Durante quanto tempo uma significativa parte dos capitalistas estará disposta a aceitar as esotéricas políticas económicas do regime Trump? A guerra comercial, por exemplo, é um puro produto das suas obsessões pessoais. Da mesma forma, a sua política externa obedece a critérios arbitrários e perigosos; o último exemplo é a promessa de venda de tecnologia nuclear aos chefes tribais da Arábia Saudita. Política que encontra uma oposição crescente do Pentágono e do poder dos militares, que a exprimem abertamente, como se tem visto com a demissão de altos cargos militares na sua administração. A potente rede de corrupção que envolve o seu clã mais próximo, a sua família, é também algo que desagrada aos grandes capitalistas e a sectores conservadores. A sua popularidade desceu a ponto de vários candidatos republicanos recusarem apoiá-lo na eleições de Novembro 2018, com receio de se verem associados à sua personagem. Tudo isto se jogará nas eleições de 2020.

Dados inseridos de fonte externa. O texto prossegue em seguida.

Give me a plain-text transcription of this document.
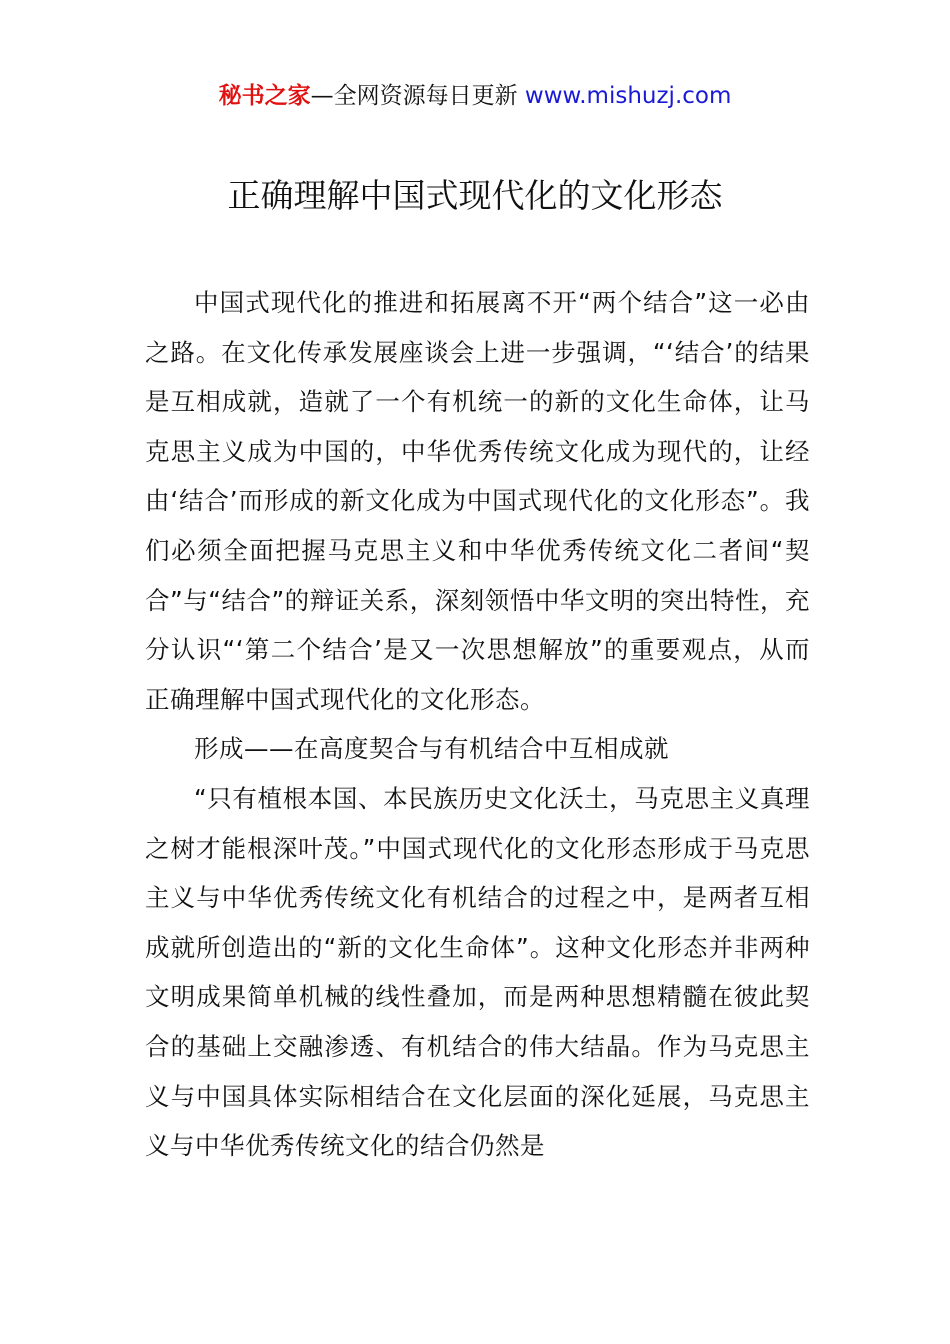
秘书之家—全网资源每日更新 www.mishuzj.com
正确理解中国式现代化的文化形态

中国式现代化的推进和拓展离不开“两个结合”这一必由之路。在文化传承发展座谈会上进一步强调，“‘结合’的结果是互相成就，造就了一个有机统一的新的文化生命体，让马克思主义成为中国的，中华优秀传统文化成为现代的，让经由‘结合’而形成的新文化成为中国式现代化的文化形态”。我们必须全面把握马克思主义和中华优秀传统文化二者间“契合”与“结合”的辩证关系，深刻领悟中华文明的突出特性，充分认识“‘第二个结合’是又一次思想解放”的重要观点，从而正确理解中国式现代化的文化形态。

形成——在高度契合与有机结合中互相成就

“只有植根本国、本民族历史文化沃土，马克思主义真理之树才能根深叶茂。”中国式现代化的文化形态形成于马克思主义与中华优秀传统文化有机结合的过程之中，是两者互相成就所创造出的“新的文化生命体”。这种文化形态并非两种文明成果简单机械的线性叠加，而是两种思想精髓在彼此契合的基础上交融渗透、有机结合的伟大结晶。作为马克思主义与中国具体实际相结合在文化层面的深化延展，马克思主义与中华优秀传统文化的结合仍然是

No seu recente livro Crashed: How a Decade of Financial Crisis Changed the World (Nova Iorque, Viking, 2018), Adam Tooze defende a ideia segundo a qual a crise de 2008 mostrou a impossibilidade de compreender hoje o que se passa no capitalismo sem se referir ao funcionamento do sistema financeiro. Tooze argumenta também que a passagem de economias nacionais a gigantescas corporações capitalistas globais trouxe consequências radicais. Porque esta passagem esvazia o projecto da intervenção keynesiana. Se a economia mundial está dominada por este tipo de megaconglomerados, e isso é um facto irreversível, continuar a pensar em termos nacionais é submeter-se a uma estrutura de pensamento obsoleta. Esta é a lição da crise actual. Um regresso ao Estado-nação é ilusório, a menos que seja acompanhado por uma reorganização radical da economia global, o que implica uma gigantesca perturbação do estado do mundo. Como interpretar as pretensões de política proteccionista da administração Trump com base neste quadro de análise?

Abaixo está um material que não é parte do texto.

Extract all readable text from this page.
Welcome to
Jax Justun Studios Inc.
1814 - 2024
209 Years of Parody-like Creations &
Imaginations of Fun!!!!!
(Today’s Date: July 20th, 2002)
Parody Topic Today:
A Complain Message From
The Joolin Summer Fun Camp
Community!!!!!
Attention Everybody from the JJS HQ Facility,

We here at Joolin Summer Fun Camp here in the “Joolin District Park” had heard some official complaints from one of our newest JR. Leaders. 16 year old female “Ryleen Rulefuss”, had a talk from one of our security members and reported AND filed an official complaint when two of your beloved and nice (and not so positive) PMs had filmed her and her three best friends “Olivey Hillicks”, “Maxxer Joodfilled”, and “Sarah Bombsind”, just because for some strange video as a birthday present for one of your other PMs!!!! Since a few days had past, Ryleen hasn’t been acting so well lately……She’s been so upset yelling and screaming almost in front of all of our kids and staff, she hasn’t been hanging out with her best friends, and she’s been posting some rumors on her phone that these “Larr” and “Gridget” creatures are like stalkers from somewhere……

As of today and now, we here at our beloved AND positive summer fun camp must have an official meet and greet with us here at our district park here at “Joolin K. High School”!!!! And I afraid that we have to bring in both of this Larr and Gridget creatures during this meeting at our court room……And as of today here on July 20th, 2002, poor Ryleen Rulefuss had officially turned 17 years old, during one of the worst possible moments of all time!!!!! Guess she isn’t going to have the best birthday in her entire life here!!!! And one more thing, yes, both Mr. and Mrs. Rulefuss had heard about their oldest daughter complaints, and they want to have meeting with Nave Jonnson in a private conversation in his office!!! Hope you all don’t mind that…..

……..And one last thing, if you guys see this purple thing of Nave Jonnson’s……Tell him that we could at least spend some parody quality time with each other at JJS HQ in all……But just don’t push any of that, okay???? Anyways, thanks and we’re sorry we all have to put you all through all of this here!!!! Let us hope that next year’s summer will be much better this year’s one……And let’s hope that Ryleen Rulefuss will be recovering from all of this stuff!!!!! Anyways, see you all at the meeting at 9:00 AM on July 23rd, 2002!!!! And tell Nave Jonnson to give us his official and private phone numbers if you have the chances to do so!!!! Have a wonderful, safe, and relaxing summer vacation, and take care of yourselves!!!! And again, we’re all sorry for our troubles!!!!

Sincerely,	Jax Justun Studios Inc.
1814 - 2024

A.: Neste sentido, o regime Trump pode representar uma forma de decadência, de declínio dos EUA. Os seus projectos delirantes de proteccionismo e de refúgio isolacionista são apresentados como o caminho para uma retoma económica. Ora, o que se esta a ver é justamente o contrário. Parece evidente que, neste campo, Trump deverá enfrentar, mais cedo ou mais tarde, a oposição dos sectores mais poderosos da classe capitalista que «não joga só em casa», que tem os seus interesses a defender na preservação dum quadro capitalista global. Enquanto Trump os favorece, diminuindo os impostos e reforçando a suas capacidades de apropriação da riqueza produzida, está tudo bem. Mas desde o momento em que as condições da globalização da produção do lucro são ameaçadas, a contradição é insolúvel. É a luta de classes no seio da própria classe capitalista.